Precisamente el sentimiento de fraternidad que se establece entre ambas mujeres dota a La vida y nada más de una emotividad de la que carecen otros trabajos de Tavernier, a veces tan generosos en intenciones como esquemáticos en su resolución, como Hoy empieza todo (1999), que algunos llegaron emparentar con la épica que se desprendía de los filmes de John Ford… Ya la manera de relacionar en el encuadre por primera vez a la maestra y a la viuda ya anuncia los lazos tan fuertes que las une: el delicado travelling que las vincula a ambas, tumbadas en sus respectivas camas, expresa su solidaridad recíproca, su comprensión… La manera de captar la intimidad de los personajes por parte de Tavernier –como ocurre en el plano general en el que se ve a Alice y al Comandante cenando cada uno en una mesa distinta de un comedor casi sin gente- proporciona a La vida y nada más un clima narrativo tenue, intenso, atmosférico. La forma de resolver en off las explosiones respectivas de un obús o de un convoy de artillería, o de proporcionar malos presagios los instantes anteriores a éstas, convierten a La vida y nada más en la antítesis ética y estética de la mucho más folletinesca Largo domingo de noviazgo (Jean Pierre Jeunet, 2004): la cinta es ante todo una aproximación sobre la fragilidad de la paz, las secuelas morales de una guerra que aún planea sobre la vida de las personas; todas ellas envueltas en peripecias casi tan alucinantes como la que vivía el protagonista de Salvoconducto (el tercer filme bélico de Tavernier, rodado en 2002) a ambos lados del Canal de La Mancha.
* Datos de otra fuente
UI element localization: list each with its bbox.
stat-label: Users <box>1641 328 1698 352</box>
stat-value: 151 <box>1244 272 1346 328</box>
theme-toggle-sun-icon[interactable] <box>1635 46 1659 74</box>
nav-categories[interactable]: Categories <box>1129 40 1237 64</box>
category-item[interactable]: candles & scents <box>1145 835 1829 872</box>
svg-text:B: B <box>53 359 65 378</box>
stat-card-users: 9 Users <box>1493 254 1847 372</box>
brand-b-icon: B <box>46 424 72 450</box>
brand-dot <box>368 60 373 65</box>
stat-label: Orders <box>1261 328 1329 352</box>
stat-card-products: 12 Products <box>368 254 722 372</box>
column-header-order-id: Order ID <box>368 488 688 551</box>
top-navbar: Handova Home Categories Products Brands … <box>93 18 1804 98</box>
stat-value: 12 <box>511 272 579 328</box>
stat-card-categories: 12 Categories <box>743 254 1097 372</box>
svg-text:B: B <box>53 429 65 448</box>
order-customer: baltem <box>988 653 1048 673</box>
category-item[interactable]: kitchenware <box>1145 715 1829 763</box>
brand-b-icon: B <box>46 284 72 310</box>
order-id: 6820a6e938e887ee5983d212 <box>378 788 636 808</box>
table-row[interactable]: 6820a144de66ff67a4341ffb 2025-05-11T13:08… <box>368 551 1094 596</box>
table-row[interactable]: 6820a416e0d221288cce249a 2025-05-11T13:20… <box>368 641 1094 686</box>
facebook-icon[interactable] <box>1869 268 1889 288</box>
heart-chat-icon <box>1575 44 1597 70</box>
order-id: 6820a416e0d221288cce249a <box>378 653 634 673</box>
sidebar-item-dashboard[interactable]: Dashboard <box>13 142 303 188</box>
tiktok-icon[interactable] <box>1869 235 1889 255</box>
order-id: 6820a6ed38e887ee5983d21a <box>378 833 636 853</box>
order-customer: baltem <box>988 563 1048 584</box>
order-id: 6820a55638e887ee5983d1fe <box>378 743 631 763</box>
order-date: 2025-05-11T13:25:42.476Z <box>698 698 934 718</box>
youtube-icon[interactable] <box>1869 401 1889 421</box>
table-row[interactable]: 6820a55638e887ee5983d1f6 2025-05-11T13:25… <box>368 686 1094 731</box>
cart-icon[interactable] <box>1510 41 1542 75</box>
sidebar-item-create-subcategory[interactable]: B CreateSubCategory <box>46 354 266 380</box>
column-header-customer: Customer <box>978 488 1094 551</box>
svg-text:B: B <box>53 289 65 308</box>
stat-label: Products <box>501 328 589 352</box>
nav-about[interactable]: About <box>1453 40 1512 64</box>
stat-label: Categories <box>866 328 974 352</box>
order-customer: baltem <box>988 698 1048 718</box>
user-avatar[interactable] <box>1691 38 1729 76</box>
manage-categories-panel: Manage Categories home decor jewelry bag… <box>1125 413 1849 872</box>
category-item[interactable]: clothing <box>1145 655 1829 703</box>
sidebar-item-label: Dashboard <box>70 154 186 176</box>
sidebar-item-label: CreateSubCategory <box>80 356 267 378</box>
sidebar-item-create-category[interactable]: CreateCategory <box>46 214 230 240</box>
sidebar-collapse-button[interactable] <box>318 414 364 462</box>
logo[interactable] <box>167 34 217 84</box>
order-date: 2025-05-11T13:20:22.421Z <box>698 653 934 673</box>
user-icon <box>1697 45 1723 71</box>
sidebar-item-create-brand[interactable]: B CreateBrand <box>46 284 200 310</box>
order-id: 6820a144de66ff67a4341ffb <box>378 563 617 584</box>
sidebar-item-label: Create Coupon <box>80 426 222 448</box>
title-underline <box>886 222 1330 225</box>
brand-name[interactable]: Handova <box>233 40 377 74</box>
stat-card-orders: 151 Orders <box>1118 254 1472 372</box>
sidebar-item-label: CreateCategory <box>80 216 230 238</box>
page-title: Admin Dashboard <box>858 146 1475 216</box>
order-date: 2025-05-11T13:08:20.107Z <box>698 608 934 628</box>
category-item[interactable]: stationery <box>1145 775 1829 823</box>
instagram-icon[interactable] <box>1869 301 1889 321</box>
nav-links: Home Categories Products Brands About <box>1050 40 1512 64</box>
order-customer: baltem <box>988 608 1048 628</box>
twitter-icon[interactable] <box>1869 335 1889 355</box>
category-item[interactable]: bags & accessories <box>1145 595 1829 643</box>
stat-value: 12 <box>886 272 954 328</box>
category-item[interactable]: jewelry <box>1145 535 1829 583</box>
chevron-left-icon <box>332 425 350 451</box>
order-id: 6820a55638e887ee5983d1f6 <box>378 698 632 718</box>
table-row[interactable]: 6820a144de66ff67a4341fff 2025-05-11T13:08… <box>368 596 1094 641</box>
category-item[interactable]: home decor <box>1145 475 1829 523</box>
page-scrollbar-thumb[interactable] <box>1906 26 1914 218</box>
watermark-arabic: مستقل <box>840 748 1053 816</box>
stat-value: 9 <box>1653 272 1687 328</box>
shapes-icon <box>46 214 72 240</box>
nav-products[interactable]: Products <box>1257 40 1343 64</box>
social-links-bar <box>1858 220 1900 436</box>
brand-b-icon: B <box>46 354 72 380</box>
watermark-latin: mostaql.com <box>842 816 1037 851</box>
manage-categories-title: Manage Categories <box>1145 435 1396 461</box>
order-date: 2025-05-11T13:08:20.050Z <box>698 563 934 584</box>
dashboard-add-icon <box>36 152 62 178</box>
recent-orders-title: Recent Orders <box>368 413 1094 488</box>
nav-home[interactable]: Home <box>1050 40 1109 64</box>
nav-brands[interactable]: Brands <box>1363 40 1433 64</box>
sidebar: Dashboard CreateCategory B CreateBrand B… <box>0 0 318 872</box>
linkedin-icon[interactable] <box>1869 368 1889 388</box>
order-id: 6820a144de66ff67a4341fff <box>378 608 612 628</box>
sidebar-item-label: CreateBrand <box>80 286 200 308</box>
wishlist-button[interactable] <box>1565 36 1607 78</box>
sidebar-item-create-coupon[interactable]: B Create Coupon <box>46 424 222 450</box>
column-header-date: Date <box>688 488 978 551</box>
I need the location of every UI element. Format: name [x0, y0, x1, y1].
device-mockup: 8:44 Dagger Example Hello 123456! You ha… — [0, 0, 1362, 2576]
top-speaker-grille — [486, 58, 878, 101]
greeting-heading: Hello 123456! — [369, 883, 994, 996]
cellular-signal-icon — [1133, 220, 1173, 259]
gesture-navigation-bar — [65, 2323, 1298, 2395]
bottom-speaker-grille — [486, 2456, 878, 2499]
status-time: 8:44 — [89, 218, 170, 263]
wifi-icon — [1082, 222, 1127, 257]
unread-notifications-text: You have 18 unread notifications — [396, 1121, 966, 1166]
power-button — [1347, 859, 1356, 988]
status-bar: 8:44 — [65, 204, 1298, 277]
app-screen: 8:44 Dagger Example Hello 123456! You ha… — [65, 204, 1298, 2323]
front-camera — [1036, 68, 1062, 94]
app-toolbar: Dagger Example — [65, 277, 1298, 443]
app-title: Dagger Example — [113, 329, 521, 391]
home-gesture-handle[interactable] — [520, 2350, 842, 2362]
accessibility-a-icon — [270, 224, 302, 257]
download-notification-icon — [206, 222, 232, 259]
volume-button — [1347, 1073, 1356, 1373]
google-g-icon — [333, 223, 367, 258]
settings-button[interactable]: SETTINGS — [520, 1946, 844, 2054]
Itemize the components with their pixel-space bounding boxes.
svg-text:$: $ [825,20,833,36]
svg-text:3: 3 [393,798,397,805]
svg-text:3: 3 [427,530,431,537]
En ese sentido los decorados naturales y los exteriores no son más que expresiones anímicas de la sensación de desarraigo; de esa búsqueda por alcanzar una paz interior que termine con el sufrimiento, tal y como señala el emocionante montaje final –tan elíptico- con el que se cierra la película. Los barracones improvisados en una fábrica inutilizada por culpa de los traidores; los hospitales de campaña; las tabernas repletas de gente; la campiña; el túnel donde se encuentra depositado el convoy se convierten en otros personajes de esta historia amarga, pero más esperanzada que la que narraba la posterior Capitán Conan (1995), en la que Tavernier abandonaba a su brutal protagonista ya mortalmente enfermo. La vida y nada más hace gala de una densidad y sabor que sólo produce admiración; si bien su algo dilatado tercio final le impide ser una obra maestra absoluta, que no una de las mejores películas europeas de las últimas tres décadas. A siete años para que se cumpla el primer centenario del inicio de la contienda, el filme propone una de las más certeras reflexiones sobre la paz impuesta por aquellos satisfechos por los resultados obtenidos, sin mirar las miserias que se escondían tras esta y que desgraciadamente allanarían el camino hacia 1936 y 1939.


NOTAS
(1)En una secuencia muy desmitificadora, característica de Tavernier, y que encuentra su homóloga en la segunda aproximación que llevo a cabo el director a la I Guerra Mundial en Capitán Conan; en la que los actos conmemorativos por la victoria quedan empañados por la lluvia.